Easy Stucco Treatment
This method works well on Greenleaf and other plywood surfaces as well as the pine used for by Houseworks such as the facades on the street of shops. It has not been tested on MDF or other surfaces. It may be beneficial to rough up smoother surfaces with a utility knife or some high grit sandpaper.
I used the Simple Fix brand Premixed Adhesive & Grout. A quart runs you about 8$ at Home Depot and depending on the size of the area you are covering it should last a long time. It comes in a few colors, White, alabaster (off white) and gray. Be sure that the grout you get is the same as pictured below--BOTH Adhesive AND Grout!
First thing to do is cover your workstation! Put down newspapers, an old sheet or tablecloth because it makes cleanup really easy! For plywood houses like Greenleaf, Corona, Artply, Duracraft, etc... you will not need to prepare the surface in any way. Working in small sections, start by spreading some of the grout onto the surface with a pallet knife, your fingers or whatever you have on hand. Spread it around like you were icing a cake or buttering bread with about 1/4" thickness. Once the grout is in place you can use a stiff brush or even your finger to pounce the grout, giving it texture as desired. Once you're finished spray your creation with clear sealer. I like a matte finish but you can choose the gloss you prefer best.
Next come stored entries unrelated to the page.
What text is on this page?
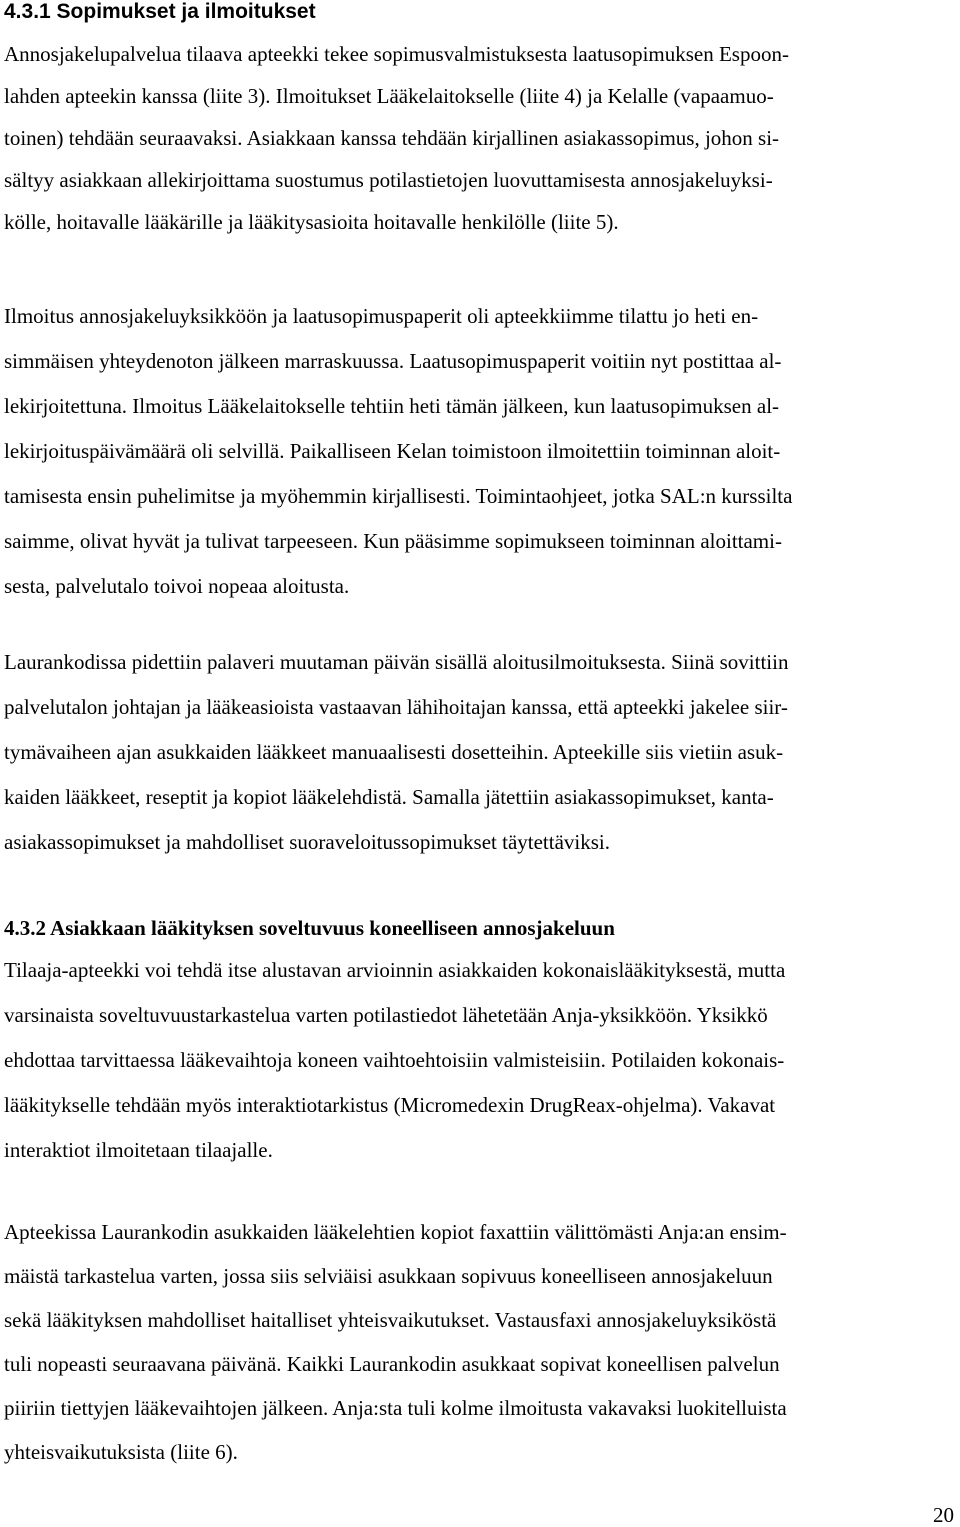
4.3.1 Sopimukset ja ilmoitukset
Annosjakelupalvelua tilaava apteekki tekee sopimusvalmistuksesta laatusopimuksen Espoon-
lahden apteekin kanssa (liite 3). Ilmoitukset Lääkelaitokselle (liite 4) ja Kelalle (vapaamuo-
toinen) tehdään seuraavaksi. Asiakkaan kanssa tehdään kirjallinen asiakassopimus, johon si-
sältyy asiakkaan allekirjoittama suostumus potilastietojen luovuttamisesta annosjakeluyksi-
kölle, hoitavalle lääkärille ja lääkitysasioita hoitavalle henkilölle (liite 5).
Ilmoitus annosjakeluyksikköön ja laatusopimuspaperit oli apteekkiimme tilattu jo heti en-
simmäisen yhteydenoton jälkeen marraskuussa. Laatusopimuspaperit voitiin nyt postittaa al-
lekirjoitettuna. Ilmoitus Lääkelaitokselle tehtiin heti tämän jälkeen, kun laatusopimuksen al-
lekirjoituspäivämäärä oli selvillä. Paikalliseen Kelan toimistoon ilmoitettiin toiminnan aloit-
tamisesta ensin puhelimitse ja myöhemmin kirjallisesti. Toimintaohjeet, jotka SAL:n kurssilta
saimme, olivat hyvät ja tulivat tarpeeseen. Kun pääsimme sopimukseen toiminnan aloittami-
sesta, palvelutalo toivoi nopeaa aloitusta.
Laurankodissa pidettiin palaveri muutaman päivän sisällä aloitusilmoituksesta. Siinä sovittiin
palvelutalon johtajan ja lääkeasioista vastaavan lähihoitajan kanssa, että apteekki jakelee siir-
tymävaiheen ajan asukkaiden lääkkeet manuaalisesti dosetteihin. Apteekille siis vietiin asuk-
kaiden lääkkeet, reseptit ja kopiot lääkelehdistä. Samalla jätettiin asiakassopimukset, kanta-
asiakassopimukset ja mahdolliset suoraveloitussopimukset täytettäviksi.
4.3.2 Asiakkaan lääkityksen soveltuvuus koneelliseen annosjakeluun
Tilaaja-apteekki voi tehdä itse alustavan arvioinnin asiakkaiden kokonaislääkityksestä, mutta
varsinaista soveltuvuustarkastelua varten potilastiedot lähetetään Anja-yksikköön. Yksikkö
ehdottaa tarvittaessa lääkevaihtoja koneen vaihtoehtoisiin valmisteisiin. Potilaiden kokonais-
lääkitykselle tehdään myös interaktiotarkistus (Micromedexin DrugReax-ohjelma). Vakavat
interaktiot ilmoitetaan tilaajalle.
Apteekissa Laurankodin asukkaiden lääkelehtien kopiot faxattiin välittömästi Anja:an ensim-
mäistä tarkastelua varten, jossa siis selviäisi asukkaan sopivuus koneelliseen annosjakeluun
sekä lääkityksen mahdolliset haitalliset yhteisvaikutukset. Vastausfaxi annosjakeluyksiköstä
tuli nopeasti seuraavana päivänä. Kaikki Laurankodin asukkaat sopivat koneellisen palvelun
piiriin tiettyjen lääkevaihtojen jälkeen. Anja:sta tuli kolme ilmoitusta vakavaksi luokitelluista
yhteisvaikutuksista (liite 6).
20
I used the alabaster colored grout on my Pizzeria because I didnt want the final effect to look stark white.
If it's necessary to color your stucco, the grout can be painted with a brush after it is dried and sprayed with a clear sealer or you can spray paint it. If you paint it with a brush you might wish to respray it with the sealer.
For my Loganberry Mill I used a sponge brush to work blue paint into all the nooks and crannies. Once it was done I felt the blue was too solid looking so I went back with some cream colored paint and swirled it around with a regular small bristle brush using a dry brush effect.